José Luz Garza, integrante de la Comisión de Atención a Grupos Vulnerables, emplazó a que las administraciones acrediten a la brevedad a los representantes de este sector de la población, tarea que sólo Escobedo y García han cumplido a cabalidad.

“Estamos enterados del caso, sabemos que los municipios les ha faltado cumplir con esta Ley de los Derechos Indígenas, entonces tendremos que hacer un exhorto a las autoridades, tendremos que darle un seguimiento continuo para que se pueda cumplir y cada municipio tenga su representante en el Cabildo”, refirió el diputado del PAN.

MILENIO Monterrey dio a conocer ayer que a un año de publicada la legislación en materia de protección a los indígenas, la realidad en los municipios distaba mucho de las buenas intenciones con que nació esta normativa, pues sólo Monterrey cuenta con una comisión para tal efecto, pero sin un representante de estos pueblos.

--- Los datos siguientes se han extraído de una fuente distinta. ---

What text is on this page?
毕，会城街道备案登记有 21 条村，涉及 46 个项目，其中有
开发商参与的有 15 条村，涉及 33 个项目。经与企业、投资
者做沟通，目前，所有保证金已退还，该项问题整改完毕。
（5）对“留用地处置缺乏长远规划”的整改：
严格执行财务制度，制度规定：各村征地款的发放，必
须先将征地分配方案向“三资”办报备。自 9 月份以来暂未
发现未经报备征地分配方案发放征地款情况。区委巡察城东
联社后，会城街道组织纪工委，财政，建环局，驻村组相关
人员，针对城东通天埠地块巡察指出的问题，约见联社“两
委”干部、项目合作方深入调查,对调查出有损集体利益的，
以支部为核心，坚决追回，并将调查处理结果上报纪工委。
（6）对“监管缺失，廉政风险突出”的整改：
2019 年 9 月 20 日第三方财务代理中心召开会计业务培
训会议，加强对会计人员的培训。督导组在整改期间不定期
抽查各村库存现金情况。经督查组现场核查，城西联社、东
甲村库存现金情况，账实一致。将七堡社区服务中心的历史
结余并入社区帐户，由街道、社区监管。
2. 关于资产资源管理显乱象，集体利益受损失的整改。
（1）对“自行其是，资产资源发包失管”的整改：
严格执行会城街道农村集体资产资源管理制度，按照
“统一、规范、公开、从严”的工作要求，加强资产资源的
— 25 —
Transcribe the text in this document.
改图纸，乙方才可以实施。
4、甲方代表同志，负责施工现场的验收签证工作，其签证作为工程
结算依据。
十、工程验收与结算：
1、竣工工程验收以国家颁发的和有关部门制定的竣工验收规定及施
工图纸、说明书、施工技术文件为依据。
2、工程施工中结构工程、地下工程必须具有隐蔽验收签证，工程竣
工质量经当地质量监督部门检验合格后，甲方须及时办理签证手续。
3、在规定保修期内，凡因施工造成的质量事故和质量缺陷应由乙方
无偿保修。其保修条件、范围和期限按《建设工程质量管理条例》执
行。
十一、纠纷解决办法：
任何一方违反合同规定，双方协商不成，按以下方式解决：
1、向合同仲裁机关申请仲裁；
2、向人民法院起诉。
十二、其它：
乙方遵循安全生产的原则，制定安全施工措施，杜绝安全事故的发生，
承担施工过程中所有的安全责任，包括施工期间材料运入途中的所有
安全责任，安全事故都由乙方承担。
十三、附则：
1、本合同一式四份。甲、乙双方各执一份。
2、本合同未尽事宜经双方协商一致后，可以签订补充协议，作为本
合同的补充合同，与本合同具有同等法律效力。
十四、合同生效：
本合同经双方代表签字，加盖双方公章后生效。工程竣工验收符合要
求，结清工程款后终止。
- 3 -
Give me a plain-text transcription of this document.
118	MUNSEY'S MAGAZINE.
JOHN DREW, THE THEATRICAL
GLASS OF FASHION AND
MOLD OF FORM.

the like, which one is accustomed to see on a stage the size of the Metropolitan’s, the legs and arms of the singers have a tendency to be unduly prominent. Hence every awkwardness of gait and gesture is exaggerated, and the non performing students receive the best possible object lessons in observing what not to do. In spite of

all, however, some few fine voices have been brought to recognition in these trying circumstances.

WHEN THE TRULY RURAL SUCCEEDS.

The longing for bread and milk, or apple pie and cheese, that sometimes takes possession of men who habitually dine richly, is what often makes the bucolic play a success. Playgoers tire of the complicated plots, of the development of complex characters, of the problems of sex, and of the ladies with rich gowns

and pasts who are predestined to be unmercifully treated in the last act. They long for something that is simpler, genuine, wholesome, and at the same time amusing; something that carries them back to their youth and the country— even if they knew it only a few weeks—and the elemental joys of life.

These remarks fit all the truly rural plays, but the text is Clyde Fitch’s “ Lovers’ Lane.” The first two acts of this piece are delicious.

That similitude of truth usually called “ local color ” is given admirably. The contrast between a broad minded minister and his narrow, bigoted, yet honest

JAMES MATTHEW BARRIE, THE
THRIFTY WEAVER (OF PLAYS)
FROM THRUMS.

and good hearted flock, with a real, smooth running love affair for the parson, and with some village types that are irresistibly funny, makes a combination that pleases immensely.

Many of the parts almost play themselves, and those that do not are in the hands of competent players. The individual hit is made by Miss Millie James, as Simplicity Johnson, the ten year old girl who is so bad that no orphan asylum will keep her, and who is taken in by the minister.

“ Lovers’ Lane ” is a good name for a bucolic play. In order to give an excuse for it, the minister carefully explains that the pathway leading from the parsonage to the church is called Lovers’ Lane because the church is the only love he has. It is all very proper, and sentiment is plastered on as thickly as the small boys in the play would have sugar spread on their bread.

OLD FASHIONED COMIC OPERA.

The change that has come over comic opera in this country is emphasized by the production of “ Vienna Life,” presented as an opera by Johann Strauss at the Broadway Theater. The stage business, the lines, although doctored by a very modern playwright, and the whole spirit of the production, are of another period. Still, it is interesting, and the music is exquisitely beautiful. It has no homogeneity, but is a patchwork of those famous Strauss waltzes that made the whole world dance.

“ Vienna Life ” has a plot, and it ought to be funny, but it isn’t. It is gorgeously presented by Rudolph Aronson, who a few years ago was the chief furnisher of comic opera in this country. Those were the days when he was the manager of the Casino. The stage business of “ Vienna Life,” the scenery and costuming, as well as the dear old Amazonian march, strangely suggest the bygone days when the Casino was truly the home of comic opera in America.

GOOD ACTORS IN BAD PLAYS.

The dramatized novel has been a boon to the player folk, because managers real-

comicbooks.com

Luz Garza reconoció que existe una preocupación en el ámbito del Congreso local por esta situación, de ahí que anticipó la necesidad de que la Comisión Permanente se pronuncie en los próximos días para dar una voz de alerta a las administraciones.

“Tendremos que trabajar para que se le dé seguimiento, nosotros tendremos que presentar un exhorto a todos los municipios para que, en esta próxima sesión, podamos hacer el exhorto y podamos darle seguimiento”, expresó.

El legislador estimó que a las alcaldías les ha faltado un poco de atención y presupuesto para echar a andar este nuevo esquema, pero confío que a la brevedad todos reporten un cumplimiento a favor de las etnias existentes en Nuevo León.

A pregunta expresa, evadió responder si la legislación es actualmente letra muerta, y sostuvo que ahora redoblaran sus esfuerzos para garantizar su aplicación en todo el estado.

De acuerdo al censo más reciente del INEGI, en Monterrey hay más de 22 mil habitantes que hablan algún dialecto, en tanto que Escobedo alberga a 8 mil habitantes y Apodaca a 7 mil 200 indígenas

NO SON SÓLO LOS GOBIERNOS

Por su parte, Félix López, académico de la UANL y parte de la asociación Árbol de Todas las Raíces, indicó que la discriminación y las indiferencias sociales han sido la pauta en la entidad para el trato con los integrantes de las comunidades indígenas.

“En Nuevo León no hay indígenas y esa ha sido la pauta para hacer nada o casi nada en este tema”, asegura.

Afirma que desde hace 10 años algunas entidades de Gobierno han volteado a ver a este sector, debido a que su presencia se sigue acrecentando principalmente en el área metropolitana, sin embargo no se ha pasado de la firma de convenios y celebraciones.

Las organizaciones de la sociedad civil dan acompañamiento jurídico, organizan eventos culturales y brindan un espacio de encuentro para los indígenas en la ciudad; mientras los gobiernos establecen programas y aprueban reglamentos que no siempre se ejercen adecuadamente.

“Se ha estado actuando con mucha apatía y hasta negligencia, con ciertos proyectos y programas que no se han llevado bien ni de la manera correcta; hay desinterés en asumir la responsabilidad”.

Pero más allá de ello, para el académico de la Facultad de Filosofía y Letras, la comunidad se hace sorda hacia los problemas de este sector de la sociedad, que en su mayoría es productivo y contribuye a la economía por medio del comercio, la construcción y los servicios, entre otras.

“La discriminación racial, la segregación, la indiferencia y la apatía hacia las personas indígenas, ¿es resultado de las acciones de gobierno? ¿Acaso los ciudadanos no somos parte del problema e incluso el origen?, me parece importante que nos cuestionemos esto”, cuestionó.